Peter Altmaier, the German Economy Minister said the aid package is a “sustainable and reasonable” answer to keep the firm going. “We have also ensured that over 100,000 people need not live in fear of imminent loss of their jobs,” he said at an announcement in Berlin.

Peter Altmaier, German Economy Minister

Conditions comprise of the airline not giving a dividend and restrictions on management pay. The package conditions would also enable the government to block the instance of an unwanted takeover. He said the government wasn’t intending to intervene in the business of running the airline and expects to sell the stake ultimately.

Lufthansa CEO Carsten Spohr told workers that the company was spending cash at the rate of a million euros per hour and that passenger numbers had fallen to 1 percent of previous levels. He said that the airline business was the first sector hit by the virus outbreak and it would be one of the last to exit it.

It is reported that German Chancellor Angela Merkel was opposing a push by the commission to make Lufthansa give up prized landing slots at its Frankfurt and Munich hubs.

Lufthansa, which has dropped most of its passenger business due to travel restrictions during the outbreak, said the government’s fund has accepted to take non-voting holdings in return for $6.22 billion, plus a $3.38 billion credit line and $338 million in share purchases.
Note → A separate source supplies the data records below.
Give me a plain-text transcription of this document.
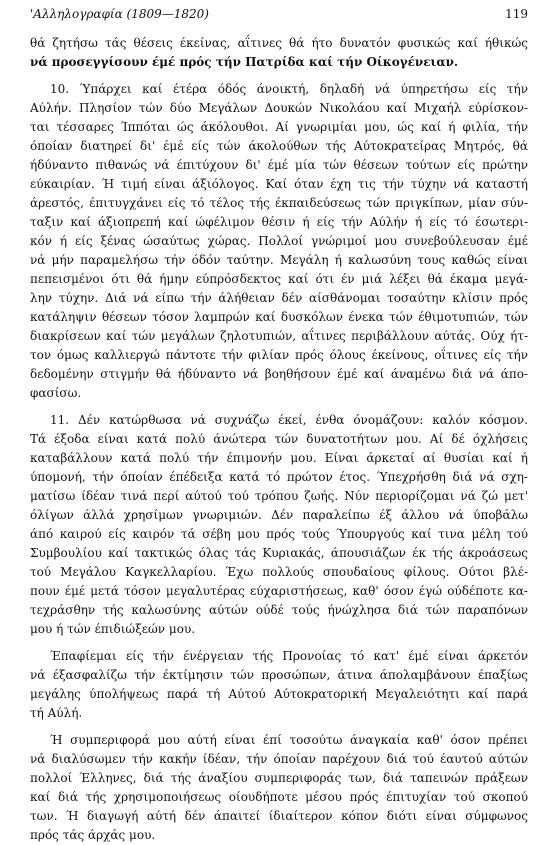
'Αλληλογραφία (1809—1820)	119
θά ζητήσω τάς θέσεις έκείνας, αΐτινες θά ήτο δυνατόν φυσικώς καί ήθικώς
νά προσεγγίσουν έμέ πρός τήν Πατρίδα καί τήν Οίκογένειαν.
10. Ύπάρχει καί έτέρα όδός άνοικτή, δηλαδή νά ύπηρετήσω είς τήν
Αύλήν. Πλησίον τών δύο Μεγάλων Δουκών Νικολάου καί Μιχαήλ εύρίσκον-
ται τέσσαρες Ίππόται ώς άκόλουθοι. Αί γνωριμίαι μου, ώς καί ή φιλία, τήν
όποίαν διατηρεί δι' έμέ είς τών άκολούθων τής Αύτοκρατείρας Μητρός, θά
ήδύναντο πιθανώς νά έπιτύχουν δι' έμέ μία τών θέσεων τούτων είς πρώτην
εύκαιρίαν. Ή τιμή είναι άξιόλογος. Καί όταν έχη τις τήν τύχην νά καταστή
άρεστός, έπιτυγχάνει είς τό τέλος τής έκπαιδεύσεως τών πριγκίπων, μίαν σύν-
ταξιν καί άξιοπρεπή καί ώφέλιμον θέσιν ή είς τήν Αύλήν ή είς τό έσωτερι-
κόν ή είς ξένας ώσαύτως χώρας. Πολλοί γνώριμοί μου συνεβούλευσαν έμέ
νά μήν παραμελήσω τήν όδόν ταύτην. Μεγάλη ή καλωσύνη τους καθώς είναι
πεπεισμένοι ότι θά ήμην εύπρόσδεκτος καί ότι έν μιά λέξει θά έκαμα μεγά-
λην τύχην. Διά νά είπω τήν άλήθειαν δέν αίσθάνομαι τοσαύτην κλίσιν πρός
κατάληψιν θέσεων τόσον λαμπρών καί δυσκόλων ένεκα τών έθιμοτυπιών, τών
διακρίσεων καί τών μεγάλων ζηλοτυπιών, αΐτινες περιβάλλουν αύτάς. Ούχ ήτ-
τον όμως καλλιεργώ πάντοτε τήν φιλίαν πρός όλους έκείνους, οΐτινες είς τήν
δεδομένην στιγμήν θά ήδύναντο νά βοηθήσουν έμέ καί άναμένω διά νά άπο-
φασίσω.
11. Δέν κατώρθωσα νά συχνάζω έκεί, ένθα όνομάζουν: καλόν κόσμον.
Τά έξοδα είναι κατά πολύ άνώτερα τών δυνατοτήτων μου. Αί δέ όχλήσεις
καταβάλλουν κατά πολύ τήν έπιμονήν μου. Είναι άρκεταί αί θυσίαι καί ή
ύπομονή, τήν όποίαν έπέδειξα κατά τό πρώτον έτος. Ύπεχρήσθη διά νά σχη-
ματίσω ίδέαν τινά περί αύτού τού τρόπου ζωής. Νύν περιορίζομαι νά ζώ μετ'
όλίγων άλλά χρησίμων γνωριμιών. Δέν παραλείπω έξ άλλου νά ύποβάλω
άπό καιρού είς καιρόν τά σέβη μου πρός τούς Ύπουργούς καί τινα μέλη τού
Συμβουλίου καί τακτικώς όλας τάς Κυριακάς, άπουσιάζων έκ τής άκροάσεως
τού Μεγάλου Καγκελλαρίου. Έχω πολλούς σπουδαίους φίλους. Ούτοι βλέ-
πουν έμέ μετά τόσον μεγαλυτέρας εύχαριστήσεως, καθ' όσον έγώ ούδέποτε κα-
τεχράσθην τής καλωσύνης αύτών ούδέ τούς ήνώχλησα διά τών παραπόνων
μου ή τών έπιδιώξεών μου.
Έπαφίεμαι είς τήν ένέργειαν τής Προνοίας τό κατ' έμέ είναι άρκετόν
νά έξασφαλίζω τήν έκτίμησιν τών προσώπων, άτινα άπολαμβάνουν έπαξίως
μεγάλης ύπολήψεως παρά τή Αύτού Αύτοκρατορική Μεγαλειότητι καί παρά
τή Αύλή.
Ή συμπεριφορά μου αύτή είναι έπί τοσούτω άναγκαία καθ' όσον πρέπει
νά διαλύσωμεν τήν κακήν ίδέαν, τήν όποίαν παρέχουν διά τού έαυτού αύτών
πολλοί Έλληνες, διά τής άναξίου συμπεριφοράς των, διά ταπεινών πράξεων
καί διά τής χρησιμοποιήσεως οίουδήποτε μέσου πρός έπιτυχίαν τού σκοπού
των. Ή διαγωγή αύτή δέν άπαιτεί ίδιαίτερον κόπον διότι είναι σύμφωνος
πρός τάς άρχάς μου.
That would leave the government fund with a 20% stake in the business and two seats on the board of directors. One of those seats would be on the audit committee. The airline said, however, that the government agreed not to vote at shareholder meetings unless there was a takeover of the company.

The government’s stake is below the level needed to block major judgments, but it has the advantage to raise it to a blocking stake of 25% plus one share in case of an attempted takeover of the organizationLufthansa

Under the package, the government would sell its stake at market price by the end of 2023, on condition that key parts of the aid have been repaid and the government can sell the shares for more than it paid.

The aid package would also need consent by a shareholder meeting.